Earlier this week, Microsoft announced new Azure Data Lake services along with a new query language called U-SQL.
Microsoft announced new Azure Data Lake services for analytics in the cloud that includes a hyper-scale repository, a new analytics service built on YARN that enables data developers and data scientists to analyze all data, and HDInsight, a managed Hadoop, Spark, Storm and HBase service.
But perhaps most important to developers is that Azure Data Lake Analytics includes U-SQL, a language that unifies the benefits of SQL with the expressive power of a developer’s own code. In addition, Microsoft announced Azure Data Lake Tools for Visual Studio, which provide an integrated development environment that spans the Azure Data Lake and simplifies authoring, debugging and optimization for processing and analytics.
“We know that many developers and data scientists struggle to be successful with big data using existing technologies and tools,” said T. K. “Ranga” Rengarajan, corporate vice president of Microsoft’s Data Platform, in a blog post on the expanded Azure Data Lake. “Code-based solutions offer great power, but require significant investments to master, while SQL-based tools make it easy to get started but are difficult to extend. We’ve faced the same problems inside Microsoft and that’s why we introduced, U-SQL, a new query language that unifies the ease of use of SQL with the expressive power of C#.”
Microsoft built U-SQL on the same distributed runtime that powers the company’s big data systems, Rengarajan said. “Millions of SQL and .NET developers can now process and analyze all of their data with the skills they already have. The U-SQL support in Azure Data Lake Tools for Visual Studio includes state of the art support for authoring, debugging and advanced performance analysis features for increased productivity when optimizing jobs running across thousands of nodes.”

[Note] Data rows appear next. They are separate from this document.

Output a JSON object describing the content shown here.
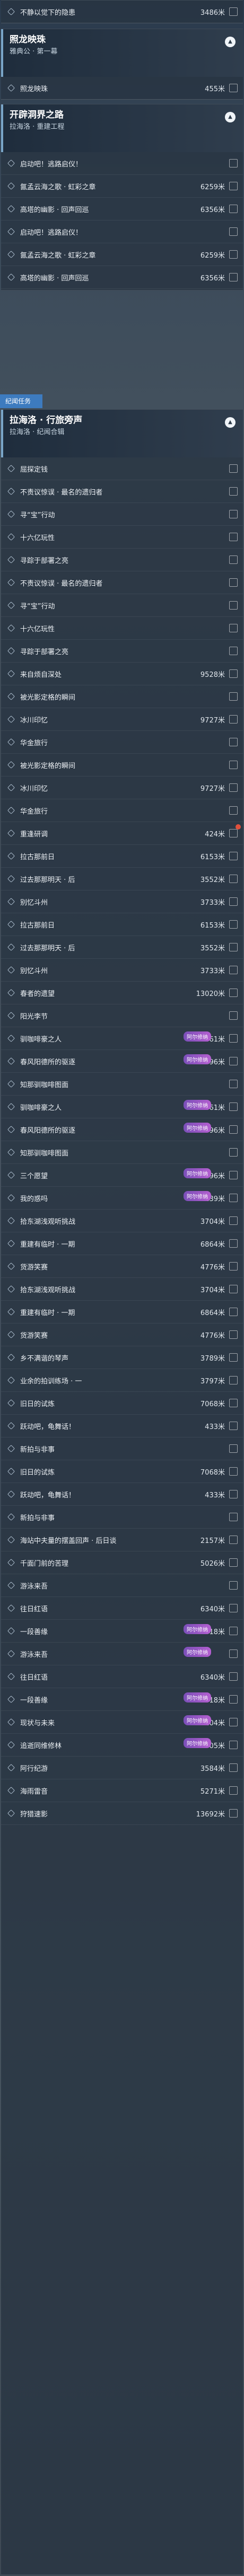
{
  "top_row": {
    "label": "不静以觉下的隐患",
    "value": "3486米"
  },
  "quest1": {
    "title": "照龙映珠",
    "subtitle": "雅典公 · 第一幕",
    "rows": [
      {
        "label": "照龙映珠",
        "value": "455米"
      }
    ]
  },
  "quest2": {
    "title": "开辟洞界之路",
    "subtitle": "拉海洛 · 重建工程",
    "rows": [
      {
        "label": "启动吧！逃路启仪！",
        "value": ""
      },
      {
        "label": "氤孟云海之歌 · 虹彩之章",
        "value": "6259米"
      },
      {
        "label": "高塔的幽影 · 回声回巡",
        "value": "6356米"
      },
      {
        "label": "启动吧！逃路启仪！",
        "value": ""
      },
      {
        "label": "氤孟云海之歌 · 虹彩之章",
        "value": "6259米"
      },
      {
        "label": "高塔的幽影 · 回声回巡",
        "value": "6356米"
      }
    ]
  },
  "tag_label": "纪闻任务",
  "quest3": {
    "title": "拉海洛 · 行旅旁声",
    "subtitle": "拉海洛 · 纪闻合辑",
    "rows": [
      {
        "label": "屈探定钱",
        "value": ""
      },
      {
        "label": "不责议惊误 · 最名的遗归者",
        "value": ""
      },
      {
        "label": "寻“宝”行动",
        "value": ""
      },
      {
        "label": "十六亿玩性",
        "value": ""
      },
      {
        "label": "寻踪于部署之亮",
        "value": ""
      },
      {
        "label": "不责议惊误 · 最名的遗归者",
        "value": ""
      },
      {
        "label": "寻“宝”行动",
        "value": ""
      },
      {
        "label": "十六亿玩性",
        "value": ""
      },
      {
        "label": "寻踪于部署之亮",
        "value": ""
      },
      {
        "label": "来自烦自深处",
        "value": "9528米"
      },
      {
        "label": "被光影定格的瞬间",
        "value": ""
      },
      {
        "label": "冰川印忆",
        "value": "9727米"
      },
      {
        "label": "华金旅行",
        "value": ""
      },
      {
        "label": "被光影定格的瞬间",
        "value": ""
      },
      {
        "label": "冰川印忆",
        "value": "9727米"
      },
      {
        "label": "华金旅行",
        "value": ""
      },
      {
        "label": "重逢研调",
        "value": "424米"
      },
      {
        "label": "拉古那前日",
        "value": "6153米"
      },
      {
        "label": "过去那那明天 · 后",
        "value": "3552米"
      },
      {
        "label": "别忆斗州",
        "value": "3733米"
      },
      {
        "label": "拉古那前日",
        "value": "6153米"
      },
      {
        "label": "过去那那明天 · 后",
        "value": "3552米"
      },
      {
        "label": "别忆斗州",
        "value": "3733米"
      },
      {
        "label": "春者的遗望",
        "value": "13020米"
      },
      {
        "label": "阳光李节",
        "value": ""
      },
      {
        "label": "驯咖啡豪之人",
        "value": "3661米"
      },
      {
        "label": "春风阳德所的驱逐",
        "value": "12996米"
      },
      {
        "label": "知那驯咖啡图面",
        "value": ""
      },
      {
        "label": "驯咖啡豪之人",
        "value": "3661米"
      },
      {
        "label": "春风阳德所的驱逐",
        "value": "12996米"
      },
      {
        "label": "知那驯咖啡图面",
        "value": ""
      },
      {
        "label": "三个愿望",
        "value": "12996米"
      },
      {
        "label": "我的惑吗",
        "value": "13139米"
      },
      {
        "label": "拾东湖浅观听挑战",
        "value": "3704米"
      },
      {
        "label": "重建有临时 · 一期",
        "value": "6864米"
      },
      {
        "label": "货游笑赛",
        "value": "4776米"
      },
      {
        "label": "拾东湖浅观听挑战",
        "value": "3704米"
      },
      {
        "label": "重建有临时 · 一期",
        "value": "6864米"
      },
      {
        "label": "货游笑赛",
        "value": "4776米"
      },
      {
        "label": "乡不满谐的琴声",
        "value": "3789米"
      },
      {
        "label": "业余的拍训练场 · 一",
        "value": "3797米"
      },
      {
        "label": "旧日的试炼",
        "value": "7068米"
      },
      {
        "label": "跃动吧，龟舞话！",
        "value": "433米"
      },
      {
        "label": "新拍与非事",
        "value": ""
      },
      {
        "label": "旧日的试炼",
        "value": "7068米"
      },
      {
        "label": "跃动吧，龟舞话！",
        "value": "433米"
      },
      {
        "label": "新拍与非事",
        "value": ""
      },
      {
        "label": "海站中夫量的摆盖回声 · 后日谈",
        "value": "2157米"
      },
      {
        "label": "千面门前的苦理",
        "value": "5026米"
      },
      {
        "label": "游泳来吾",
        "value": ""
      },
      {
        "label": "往日红语",
        "value": "6340米"
      },
      {
        "label": "一段善缘",
        "value": "13018米"
      },
      {
        "label": "游泳来吾",
        "value": ""
      },
      {
        "label": "往日红语",
        "value": "6340米"
      },
      {
        "label": "一段善缘",
        "value": "13018米"
      },
      {
        "label": "现状与未来",
        "value": "5104米"
      },
      {
        "label": "追逝同维修林",
        "value": "8705米"
      },
      {
        "label": "阿行纪游",
        "value": "3584米"
      },
      {
        "label": "海雨雷音",
        "value": "5271米"
      },
      {
        "label": "狩猎速影",
        "value": "13692米"
      }
    ]
  },
  "badge_text": "阿尔修纳"
}
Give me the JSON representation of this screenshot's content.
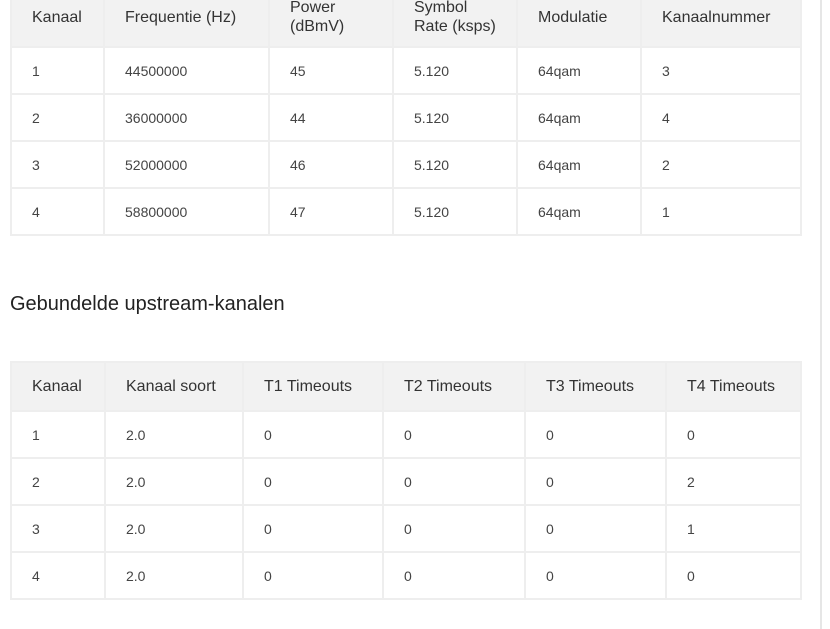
{
  "downstream": {
    "headers": [
      "Kanaal",
      "Frequentie (Hz)",
      "Power\n(dBmV)",
      "Symbol\nRate (ksps)",
      "Modulatie",
      "Kanaalnummer"
    ],
    "rows": [
      [
        "1",
        "44500000",
        "45",
        "5.120",
        "64qam",
        "3"
      ],
      [
        "2",
        "36000000",
        "44",
        "5.120",
        "64qam",
        "4"
      ],
      [
        "3",
        "52000000",
        "46",
        "5.120",
        "64qam",
        "2"
      ],
      [
        "4",
        "58800000",
        "47",
        "5.120",
        "64qam",
        "1"
      ]
    ]
  },
  "upstream": {
    "title": "Gebundelde upstream-kanalen",
    "headers": [
      "Kanaal",
      "Kanaal soort",
      "T1 Timeouts",
      "T2 Timeouts",
      "T3 Timeouts",
      "T4 Timeouts"
    ],
    "rows": [
      [
        "1",
        "2.0",
        "0",
        "0",
        "0",
        "0"
      ],
      [
        "2",
        "2.0",
        "0",
        "0",
        "0",
        "2"
      ],
      [
        "3",
        "2.0",
        "0",
        "0",
        "0",
        "1"
      ],
      [
        "4",
        "2.0",
        "0",
        "0",
        "0",
        "0"
      ]
    ]
  }
}
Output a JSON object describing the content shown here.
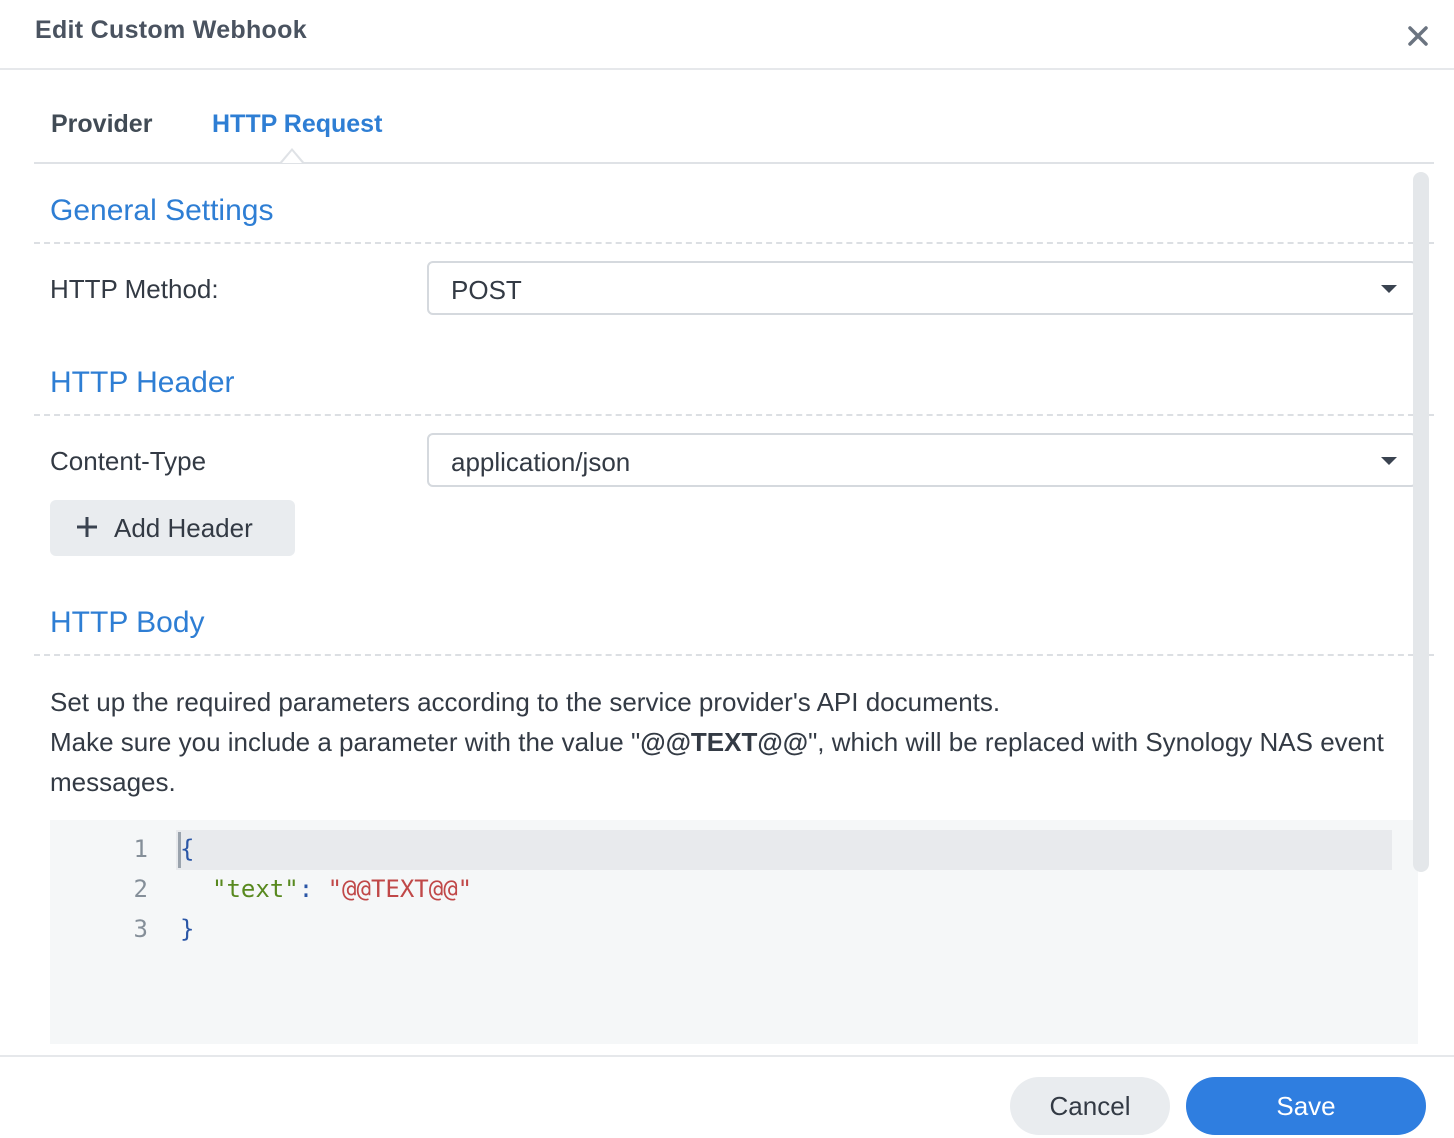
{
  "dialog": {
    "title": "Edit Custom Webhook",
    "close_icon": "close-icon"
  },
  "tabs": [
    {
      "label": "Provider",
      "active": false
    },
    {
      "label": "HTTP Request",
      "active": true
    }
  ],
  "general_settings": {
    "title": "General Settings",
    "http_method_label": "HTTP Method:",
    "http_method_value": "POST"
  },
  "http_header": {
    "title": "HTTP Header",
    "content_type_label": "Content-Type",
    "content_type_value": "application/json",
    "add_header_label": "Add Header"
  },
  "http_body": {
    "title": "HTTP Body",
    "desc_line1": "Set up the required parameters according to the service provider's API documents.",
    "desc_line2_before": "Make sure you include a parameter with the value \"",
    "desc_bold": "@@TEXT@@",
    "desc_line2_after": "\", which will be replaced with Synology NAS event messages.",
    "code": {
      "line_numbers": [
        "1",
        "2",
        "3"
      ],
      "open_brace": "{",
      "key": "\"text\"",
      "colon": ": ",
      "value": "\"@@TEXT@@\"",
      "close_brace": "}"
    }
  },
  "footer": {
    "cancel_label": "Cancel",
    "save_label": "Save"
  },
  "colors": {
    "accent": "#2e7ed4",
    "save_button": "#2f7ee0",
    "code_key": "#58891f",
    "code_string": "#c04848"
  }
}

U-SQL’s scalable distributed query capability enables developers and data scientists to efficiently analyze data in the store and across relational stores such as Azure SQL Database.
“U-SQL was especially helpful because we were able to get up and running using our existing skills with .NET and SQL,” says Sam Vanhoutte, CTO at Codit, in a statement. “This made big data easy because we didn’t have to learn a whole new paradigm. With Azure Data Lake, we were able to process data coming in from smart meters and combine it with the energy spot market prices to give our customers the ability to optimize their energy consumption and potentially save hundreds of thousands of dollars.”
Microsoft’s U-SQL enables developers and data scientists to process any type of data, to use custom code easily and to scale to any size of data, said Michael Rys, principal program manager for Microsoft Big Data, in a post on the company’s Visual Studio Blog.
“U-SQL allows you to write declarative big data jobs, as well as easily include your own user code as part of those jobs,” said Scott Guthrie, executive vice president of the Microsoft Cloud and Enterprise Group. “Inside Microsoft, developers have been using this combination in order to be productive operating on massive data sets of many exabytes of scale, processing mission critical data pipelines. In addition to providing an easy to use experience in the Azure management portal, we are delivering a rich set of tools in Visual Studio for debugging and optimizing your U-SQL jobs. This lets you play back and analyze your big data jobs, understanding bottlenecks and opportunities to improve both performance and efficiency, so that you can pay only for the resources you need and continually tune your operations.”
Rys said Microsoft designed U-SQL as an evolution of the declarative SQL language with native extensibility through user code written in C#.
“This unifies both paradigms, unifies structured, unstructured, and remote data processing, unifies the declarative and custom imperative coding experience, and unifies the experience around extending your language capabilities,” he said.
Microsoft built the language this way to avoid the limitations of other SQL-based languages that are not optimized to handle unstructured data or are more difficult to code for scale.
Moreover, Rys said Microsoft built U-SQL based on the company’s internal experience with SCOPE and existing languages such as T-SQL, ANSI SQL and Hive.
“For example, we base our SQL and programming language integration and the execution and optimization framework for U-SQL on SCOPE, which currently runs hundred thousands of jobs each day internally,” he said.
Microsoft also aligned the U-SQL metadata system, the SQL syntax and language semantics with T-SQL and ANSI SQL. And the company uses C# data types and the C# expression language. In addition, Microsoft looked to Hive and other big data languages to identify patterns and data processing requirements and integrate them into its framework.